I can never pick a favorite. They are all wonderful in their own way. Which one would you try first? Comment below!
Serving It Up Right
This dressing is perfect on a simple green salad. I use crisp romaine lettuce. But it’s also wonderful drizzled over sliced tomatoes. You could even use it as a dip for cold, crunchy vegetables like carrots.
For a drink, I think a tall glass of iced tea is just perfect. Its sweetness balances the tangy dressing. If you’re feeling fancy, a light, chilled glass of rosé wine is a lovely match. It feels like a treat.
So many delicious choices for one little dressing. Which would you choose tonight?

Keeping Your Dressing Fresh
This dressing is best kept in the fridge. I use a little glass jar with a tight lid. It will stay fresh and tasty for about one week. Give it a good shake before you use it each time.
I do not recommend freezing this one. The oil and vinegar can separate. It changes the lovely, smooth texture. Trust me, I learned this the hard way with a very icy dressing.
You can easily double the recipe for a bigger batch. This saves you time later in the week. Having it ready makes eating a fresh salad so much easier. Have you ever tried storing it this way? Share below!
Simple Fixes for Common Problems
Is your dressing too thin? The oil and vinegar might not be mixed well. Just whisk it again with more energy. A blender can help it become creamy and smooth.
Is it too sweet or too tangy for you? You can fix that. Add a bit more ketchup for less sweetness. A little more vinegar can balance out the sugar. I remember when I first made it too sweet.
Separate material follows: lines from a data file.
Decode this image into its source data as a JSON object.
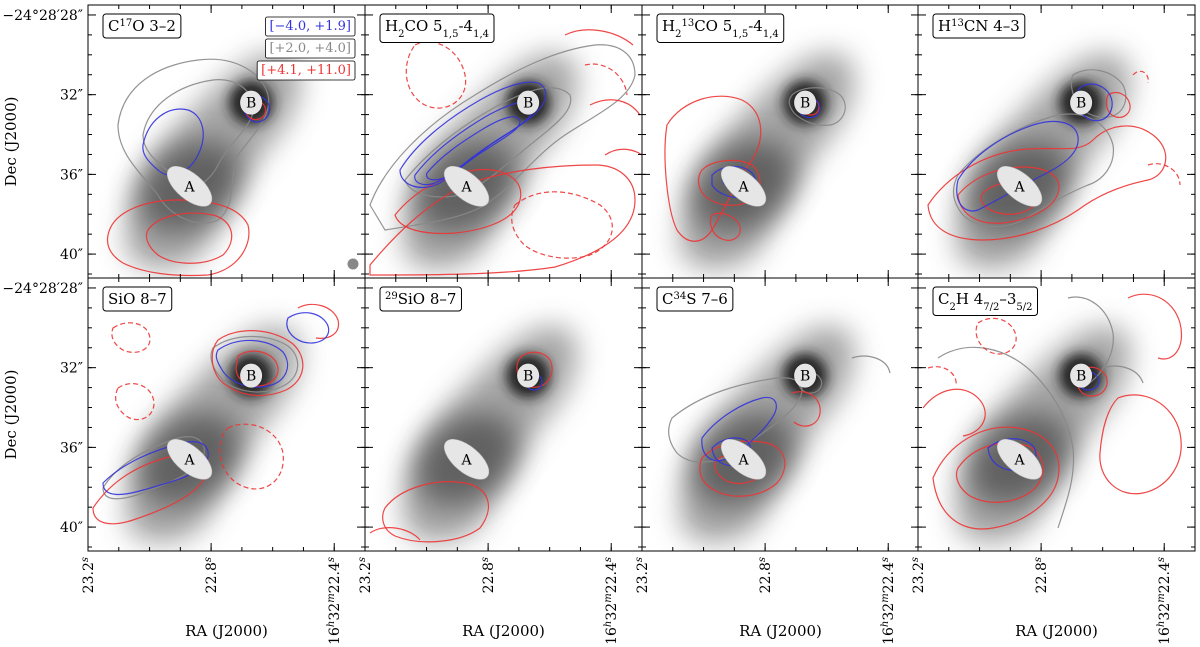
{
  "chart_data": {
    "type": "contour",
    "figure_layout": "2x4 panel grid",
    "background": "grayscale continuum map",
    "xlabel": "RA (J2000)",
    "ylabel": "Dec (J2000)",
    "x_ticks": [
      "23.2s",
      "22.8s",
      "16h32m22.4s"
    ],
    "x_tick_labels": [
      {
        "main": "23.2",
        "sup": "s"
      },
      {
        "main": "22.8",
        "sup": "s"
      },
      {
        "main": "16",
        "sup": "h",
        "main2": "32",
        "sup2": "m",
        "main3": "22.4",
        "sup3": "s"
      }
    ],
    "y_ticks": [
      "−24°28′28″",
      "32″",
      "36″",
      "40″"
    ],
    "y_tick_values_arcsec": [
      28,
      32,
      36,
      40
    ],
    "ra_range_s": [
      23.2,
      22.3
    ],
    "dec_range_arcsec": [
      27.5,
      41.2
    ],
    "velocity_legend": [
      {
        "label": "[−4.0, +1.9]",
        "color": "#3333dd"
      },
      {
        "label": "[+2.0, +4.0]",
        "color": "#888888"
      },
      {
        "label": "[+4.1, +11.0]",
        "color": "#ee3333"
      }
    ],
    "sources": [
      {
        "name": "A",
        "ra_s": 22.87,
        "dec_arcsec": 36.6
      },
      {
        "name": "B",
        "ra_s": 22.67,
        "dec_arcsec": 32.4
      }
    ],
    "panels": [
      {
        "id": "c17o",
        "title": [
          {
            "t": "C"
          },
          {
            "sup": "17"
          },
          {
            "t": "O 3–2"
          }
        ],
        "show_legend": true,
        "show_beam": true
      },
      {
        "id": "h2co",
        "title": [
          {
            "t": "H"
          },
          {
            "sub": "2"
          },
          {
            "t": "CO 5"
          },
          {
            "sub": "1,5"
          },
          {
            "t": "-4"
          },
          {
            "sub": "1,4"
          }
        ]
      },
      {
        "id": "h213co",
        "title": [
          {
            "t": "H"
          },
          {
            "sub": "2"
          },
          {
            "sup": "13"
          },
          {
            "t": "CO 5"
          },
          {
            "sub": "1,5"
          },
          {
            "t": "-4"
          },
          {
            "sub": "1,4"
          }
        ]
      },
      {
        "id": "h13cn",
        "title": [
          {
            "t": "H"
          },
          {
            "sup": "13"
          },
          {
            "t": "CN 4–3"
          }
        ]
      },
      {
        "id": "sio",
        "title": [
          {
            "t": "SiO 8–7"
          }
        ]
      },
      {
        "id": "29sio",
        "title": [
          {
            "sup": "29"
          },
          {
            "t": "SiO 8–7"
          }
        ]
      },
      {
        "id": "c34s",
        "title": [
          {
            "t": "C"
          },
          {
            "sup": "34"
          },
          {
            "t": "S 7–6"
          }
        ]
      },
      {
        "id": "c2h",
        "title": [
          {
            "t": "C"
          },
          {
            "sub": "2"
          },
          {
            "t": "H 4"
          },
          {
            "sub": "7/2"
          },
          {
            "t": "–3"
          },
          {
            "sub": "5/2"
          }
        ]
      }
    ]
  }
}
Taste your dressing as you make it. This is the best cooking tip I know. Getting the flavor right builds your confidence in the kitchen. A balanced dressing makes your whole salad sing. Which of these problems have you run into before?
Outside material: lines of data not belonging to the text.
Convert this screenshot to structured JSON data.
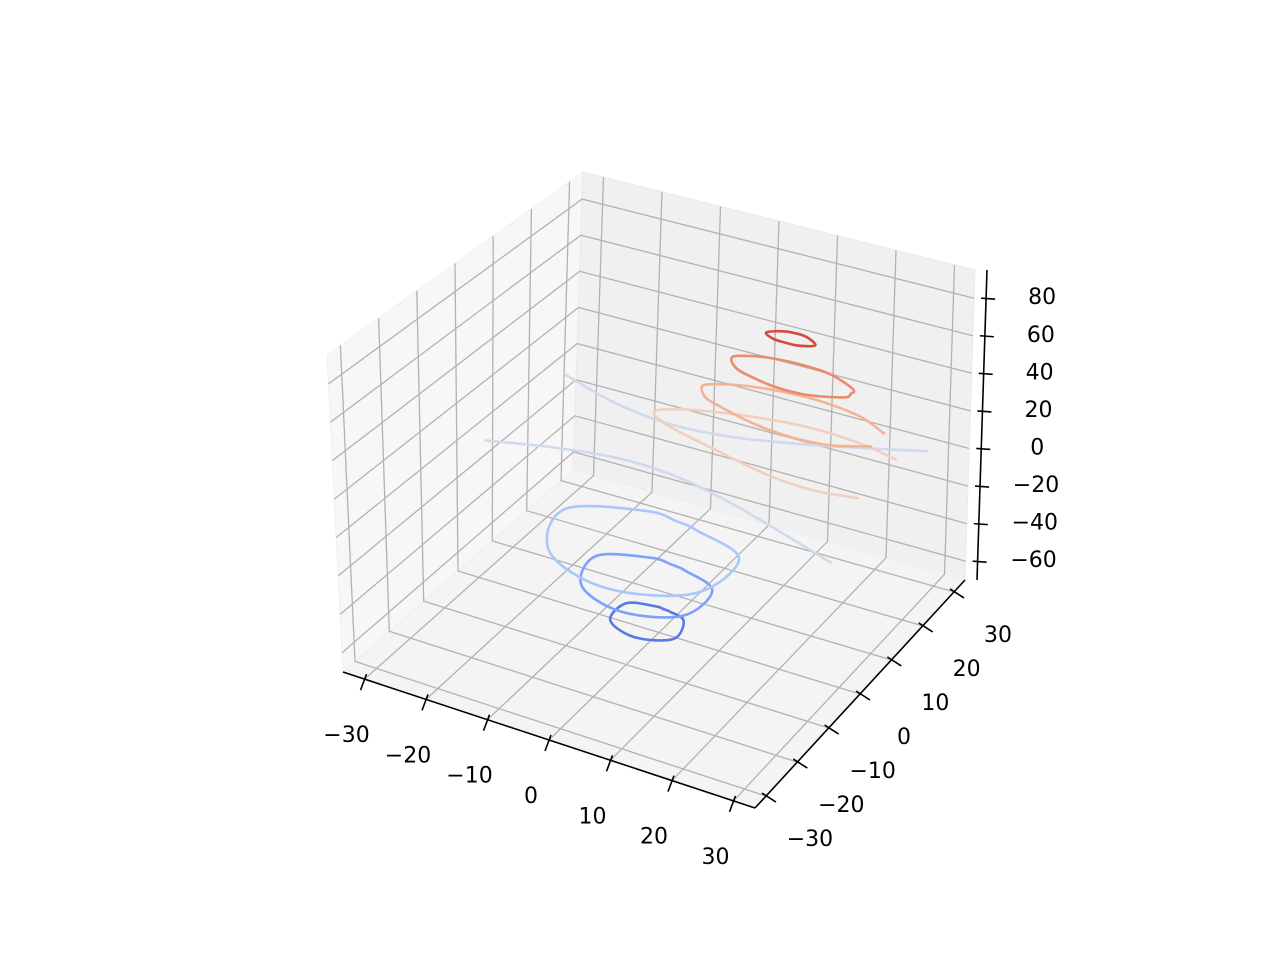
{
  "chart_data": {
    "type": "contour3d",
    "xlim": [
      -33.5,
      33.5
    ],
    "ylim": [
      -33.5,
      33.5
    ],
    "zlim": [
      -70,
      95
    ],
    "xticks": [
      {
        "value": -30,
        "label": "−30"
      },
      {
        "value": -20,
        "label": "−20"
      },
      {
        "value": -10,
        "label": "−10"
      },
      0,
      10,
      20,
      30
    ],
    "yticks": [
      {
        "value": -30,
        "label": "−30"
      },
      {
        "value": -20,
        "label": "−20"
      },
      {
        "value": -10,
        "label": "−10"
      },
      0,
      10,
      20,
      30
    ],
    "zticks": [
      {
        "value": -60,
        "label": "−60"
      },
      {
        "value": -40,
        "label": "−40"
      },
      {
        "value": -20,
        "label": "−20"
      },
      0,
      20,
      40,
      60,
      80
    ],
    "grid": true,
    "series": [
      {
        "z": -60,
        "color": "#5a78e4",
        "closed": true,
        "x": [
          4.05,
          1.15,
          0,
          -1.4,
          -5.5,
          -5.25,
          0,
          5.1
        ],
        "y": [
          0,
          1.15,
          1.3,
          1.4,
          0,
          -5.25,
          -7.5,
          -5.1
        ]
      },
      {
        "z": -40,
        "color": "#7fa1fb",
        "closed": true,
        "x": [
          8.7,
          2.8,
          0,
          -3.5,
          -10.55,
          -8.3,
          0,
          8.25
        ],
        "y": [
          0,
          2.8,
          3.35,
          3.5,
          0,
          -8.3,
          -11.7,
          -8.25
        ]
      },
      {
        "z": -20,
        "color": "#aac7fd",
        "closed": true,
        "x": [
          13,
          4,
          0,
          -5.3,
          -15.7,
          -11.7,
          0,
          11.7
        ],
        "y": [
          0,
          4,
          4.9,
          5.3,
          0,
          -11.7,
          -16.6,
          -11.7
        ]
      },
      {
        "z": 0,
        "color": "#cfdaea",
        "closed": false,
        "x": [
          -30,
          -20,
          -10,
          0,
          10,
          20,
          28.1
        ],
        "y": [
          24.6,
          21,
          19.3,
          20.2,
          23.1,
          26.8,
          30
        ]
      },
      {
        "z": 0,
        "color": "#cfdaea",
        "closed": false,
        "x": [
          -30,
          -20,
          -10,
          0,
          10,
          20,
          30
        ],
        "y": [
          2.1,
          5.3,
          7.1,
          6.3,
          3.5,
          -0.2,
          -4.1
        ]
      },
      {
        "z": 20,
        "color": "#efd0c0",
        "closed": false,
        "x": [
          30,
          25,
          20,
          15,
          10,
          5,
          0,
          -5,
          -7.8,
          -5,
          0,
          5,
          10,
          15,
          20,
          25,
          30
        ],
        "y": [
          3.9,
          2.9,
          2.85,
          3.6,
          4.9,
          6.4,
          7.8,
          9.6,
          11.8,
          14.1,
          15.9,
          17.15,
          18,
          18.4,
          18.2,
          17.5,
          16.2
        ]
      },
      {
        "z": 40,
        "color": "#f5b396",
        "closed": false,
        "x": [
          30,
          25,
          20,
          15,
          10,
          5,
          2,
          0,
          2,
          5,
          10,
          15,
          20,
          25,
          30
        ],
        "y": [
          7.9,
          5.5,
          4.8,
          5.1,
          6.2,
          7.9,
          9.2,
          12,
          13.6,
          14.8,
          15.85,
          16.15,
          15.8,
          14.7,
          12.1
        ]
      },
      {
        "z": 60,
        "color": "#ec8a6d",
        "closed": true,
        "x": [
          5,
          7,
          10,
          15,
          20,
          25,
          25.4,
          25,
          20,
          15,
          10,
          7
        ],
        "y": [
          11.5,
          9.0,
          7.75,
          6.6,
          6.74,
          8.6,
          10,
          11.4,
          13.74,
          14.3,
          13.9,
          13
        ]
      },
      {
        "z": 80,
        "color": "#d24b40",
        "closed": true,
        "x": [
          11.2,
          13,
          15,
          17,
          19.3,
          17,
          15,
          13
        ],
        "y": [
          10.2,
          9.0,
          8.8,
          8.85,
          10.1,
          11.75,
          12,
          11.6
        ]
      }
    ]
  }
}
Your Dressing Questions Answered
Q: Is this dressing gluten-free? A: Yes, all the ingredients listed are naturally gluten-free. Always check your ketchup label to be sure.
Q: Can I make it ahead? A: Absolutely! Making it a day early lets the flavors get even better.
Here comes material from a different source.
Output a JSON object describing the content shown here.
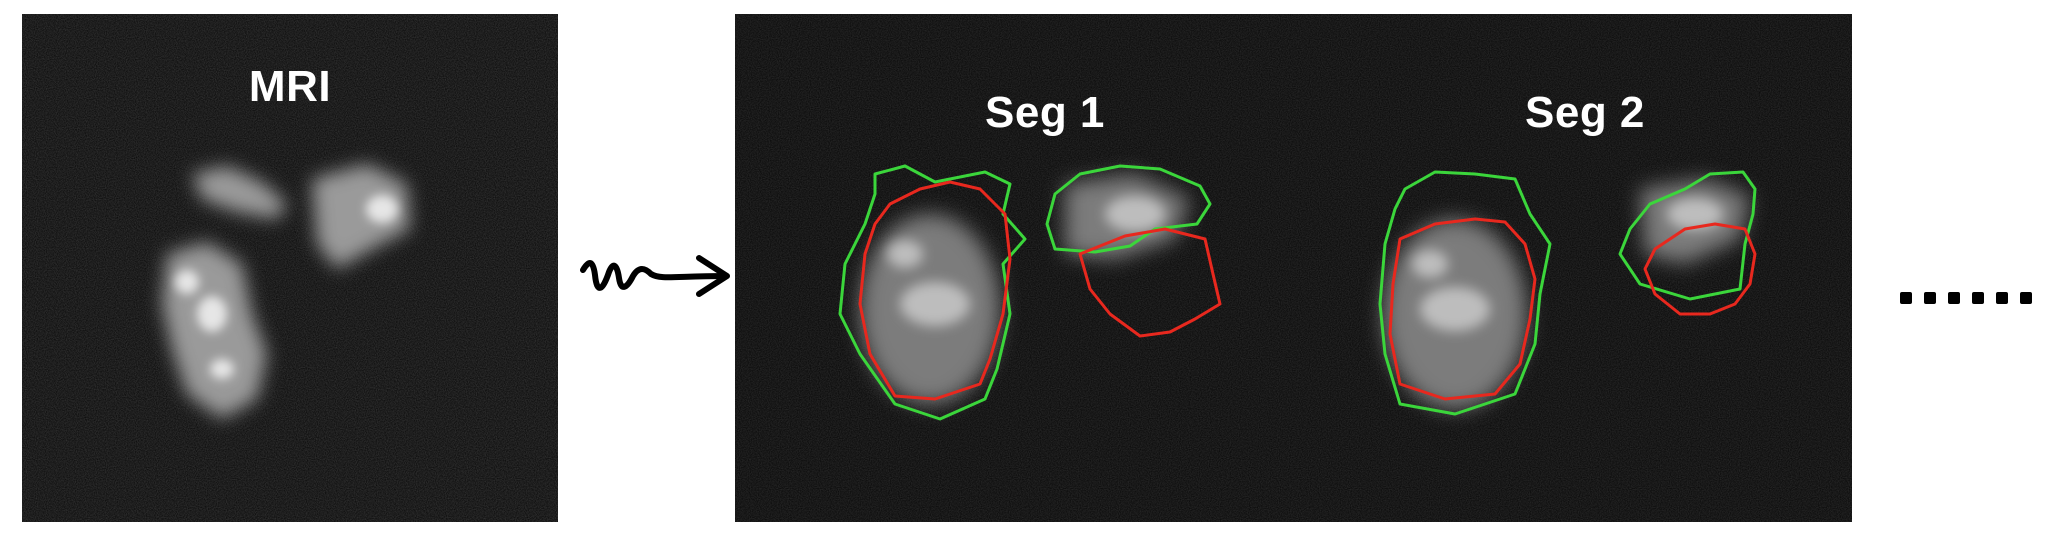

Q: What if I don’t have celery seed? A: You can just leave it out. A tiny pinch of garlic powder is a nice swap.
Q: Can I make a smaller amount? A: Of course. Just cut all the ingredients in half. It works perfectly.
Q: Any optional additions? A: A teaspoon of Dijon mustard adds a lovely little kick. *Fun fact: Mustard also helps oil and vinegar mix better!* Which tip will you try first?
A Little Note From My Kitchen
I hope you love making this simple dressing. It always reminds me of sunny days and fresh garden salads. Sharing these recipes with you brings me so much joy.
I would be thrilled to see your creations. Show me your beautiful salad plates. Have you tried this recipe? Tag us on Pinterest!
Happy cooking!
—Olivia Hartwell.

Tangy French Style Salad Dressing
Description
A classic, sweet and tangy dressing that’s perfect for any green salad. Easily made by whisking or blending simple pantry ingredients together.
Ingredients
Instructions
- Place all ingredients into a mixing bowl.
- Vigorously whisk them together for several minutes until the sugar has completely dissolved.
- For a smoother and quicker result, you can also pulse the mixture in an immersion blender, food processor, or a magic bullet blender until fully combined.
Notes
- Store dressing in an airtight container in the refrigerator for up to one week. Shake or stir well before use.